Megapolitan

Terowongan Bawah Tanah Bundaran HI Rp148 M Dikebut, Rampung 2027

Pembangunan ruang multifungsi bawah tanah atau extended concourse di kawasan Bundaran HI, Jakarta, terus dikebut.

Terowongan Bawah Tanah Bundaran HI Rp148 M Dikebut, Rampung 2027
Pembangunan ruang multifungsi bawah tanah atau extended concourse di kawasan Bundaran HI, Jakarta, terus dikebut. Foto: FB

fin.co.id – Pembangunan ruang multifungsi bawah tanah atau extended concourse di kawasan Bundaran HI, Jakarta, terus dikebut. Hingga Agustus 2026, progres proyek seluas 4.439 meter persegi tersebut telah mencapai 24 persen dan ditargetkan selesai pada Juni 2027.

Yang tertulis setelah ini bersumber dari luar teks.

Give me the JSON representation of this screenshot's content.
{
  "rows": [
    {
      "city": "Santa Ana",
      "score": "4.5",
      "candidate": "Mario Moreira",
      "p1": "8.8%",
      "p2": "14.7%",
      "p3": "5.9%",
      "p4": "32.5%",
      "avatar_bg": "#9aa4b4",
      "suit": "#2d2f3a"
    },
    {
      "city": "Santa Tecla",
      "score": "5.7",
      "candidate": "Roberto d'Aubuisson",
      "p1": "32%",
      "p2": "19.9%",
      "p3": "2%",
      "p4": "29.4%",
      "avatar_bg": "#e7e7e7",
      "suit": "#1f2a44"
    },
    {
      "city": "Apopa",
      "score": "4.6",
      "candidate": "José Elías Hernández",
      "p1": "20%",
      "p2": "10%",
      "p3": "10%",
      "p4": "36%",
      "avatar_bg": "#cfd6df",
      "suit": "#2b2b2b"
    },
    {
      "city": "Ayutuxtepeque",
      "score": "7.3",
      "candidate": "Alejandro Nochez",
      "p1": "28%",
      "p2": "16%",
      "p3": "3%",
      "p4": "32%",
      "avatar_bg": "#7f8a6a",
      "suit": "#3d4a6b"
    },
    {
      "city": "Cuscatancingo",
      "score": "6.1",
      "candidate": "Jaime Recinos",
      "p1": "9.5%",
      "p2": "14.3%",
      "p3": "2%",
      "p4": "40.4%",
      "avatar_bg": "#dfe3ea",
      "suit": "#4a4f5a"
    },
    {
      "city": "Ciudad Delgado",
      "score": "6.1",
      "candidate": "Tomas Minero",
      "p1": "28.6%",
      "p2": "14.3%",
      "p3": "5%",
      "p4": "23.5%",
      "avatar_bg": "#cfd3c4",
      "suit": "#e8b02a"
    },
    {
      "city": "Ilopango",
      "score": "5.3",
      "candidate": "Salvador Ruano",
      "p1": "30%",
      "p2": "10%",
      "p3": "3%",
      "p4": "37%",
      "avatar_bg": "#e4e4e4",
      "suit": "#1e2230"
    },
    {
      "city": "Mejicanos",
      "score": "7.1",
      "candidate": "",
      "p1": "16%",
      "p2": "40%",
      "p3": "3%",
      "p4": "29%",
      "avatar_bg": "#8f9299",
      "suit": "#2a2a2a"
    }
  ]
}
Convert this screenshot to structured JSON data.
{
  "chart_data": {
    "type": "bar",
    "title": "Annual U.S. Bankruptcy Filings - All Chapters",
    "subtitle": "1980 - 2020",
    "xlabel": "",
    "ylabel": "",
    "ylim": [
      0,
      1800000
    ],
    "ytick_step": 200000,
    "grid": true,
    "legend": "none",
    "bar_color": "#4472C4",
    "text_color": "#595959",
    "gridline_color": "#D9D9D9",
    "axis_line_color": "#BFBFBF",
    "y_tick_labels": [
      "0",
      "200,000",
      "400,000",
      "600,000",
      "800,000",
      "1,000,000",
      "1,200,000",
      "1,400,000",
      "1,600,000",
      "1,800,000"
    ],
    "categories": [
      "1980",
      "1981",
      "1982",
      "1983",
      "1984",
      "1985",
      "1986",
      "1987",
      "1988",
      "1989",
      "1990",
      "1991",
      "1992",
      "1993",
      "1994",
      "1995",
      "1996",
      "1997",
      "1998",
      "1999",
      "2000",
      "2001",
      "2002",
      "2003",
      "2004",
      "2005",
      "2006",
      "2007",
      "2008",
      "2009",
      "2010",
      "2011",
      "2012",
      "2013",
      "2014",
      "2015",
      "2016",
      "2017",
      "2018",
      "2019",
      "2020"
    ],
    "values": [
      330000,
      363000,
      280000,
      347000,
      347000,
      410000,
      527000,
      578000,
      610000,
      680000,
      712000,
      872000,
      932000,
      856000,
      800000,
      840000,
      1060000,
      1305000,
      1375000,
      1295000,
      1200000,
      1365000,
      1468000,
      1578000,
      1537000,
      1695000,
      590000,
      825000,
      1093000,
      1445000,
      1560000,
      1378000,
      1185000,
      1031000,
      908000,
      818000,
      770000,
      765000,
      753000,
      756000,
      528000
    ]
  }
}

Proyek senilai Rp148,2 miliar ini dikerjakan PT MRT Jakarta (Perseroda) melalui anak usahanya, PT Integrasi Transit Jakarta (ITJ). Penyelesaiannya ditargetkan bertepatan dengan perayaan HUT ke-500 DKI Jakarta.

“Targetnya ini menjadi hadiah lima abad Jakarta dan akan diresmikan saat perayaan HUT Jakarta,” kata Direktur Utama PT ITJ Ferdiansyah Roestam di Jakarta, Selasa, 25 Agustus 2026.

Ferdiansyah mengatakan pembangunan extended concourse memiliki tantangan tersendiri karena menjadi proyek ruang bawah tanah pertama dengan konsep tersebut di Indonesia. Kondisi itu membuat pihaknya tidak memiliki proyek serupa yang dapat dijadikan acuan langsung.

“Kami harus membaca peta pembangunan gedung-gedung di kawasan Bundaran HI dan juga membaca peta kabel bawah tanah dan sejumlah hal lainnya,” ujarnya.

Ruang bawah tanah tersebut nantinya memiliki dua akses utama yang terhubung dengan sejumlah bangunan di sekitar Bundaran HI.

Akses pertama akan terhubung langsung dengan Plaza Indonesia dan Grand Hyatt. Sementara akses lainnya mengarah ke Wisma Nusantara dan Hotel Pullman.

Selain itu, extended concourse akan terintegrasi dengan Halte Transjakarta Bundaran HI melalui fasilitas lift. Dengan konektivitas tersebut, pengguna Transjakarta dapat langsung mengakses ruang bawah tanah sekaligus menuju Stasiun MRT Jakarta.

“Jadi nanti pengguna Transjakarta dapat mengakses extended concourse secara langsung dan terhubung dengan Stasiun MRT Jakarta,” kata Ferdiansyah.

Berada sekitar 18 meter di bawah permukaan jalan, ruang multifungsi ini dirancang bukan hanya sebagai fasilitas transit, tetapi juga ruang publik bagi masyarakat.

Extended Concourse ini juga menjadi solusi penyeberangan masyarakat dari sisi timur menuju barat maupun sebaliknya. Masyarakat juga dapat menikmati kawasan ini sebagai wadah transit yang tentunya menggerakkan ekonomi,” jelasnya.

Pembangunan fasilitas tersebut diperkirakan dapat meningkatkan jumlah pengunjung kawasan hingga sekitar 6.000 orang. Kehadirannya diharapkan turut menghidupkan kawasan Transit Oriented Development (TOD) Bundaran HI.

“Kami berharap dapat meningkatkan kenyamanan pengguna transportasi publik sekaligus memperkuat konektivitas kawasan pusat bisnis Jakarta,” pungkas Ferdiansyah.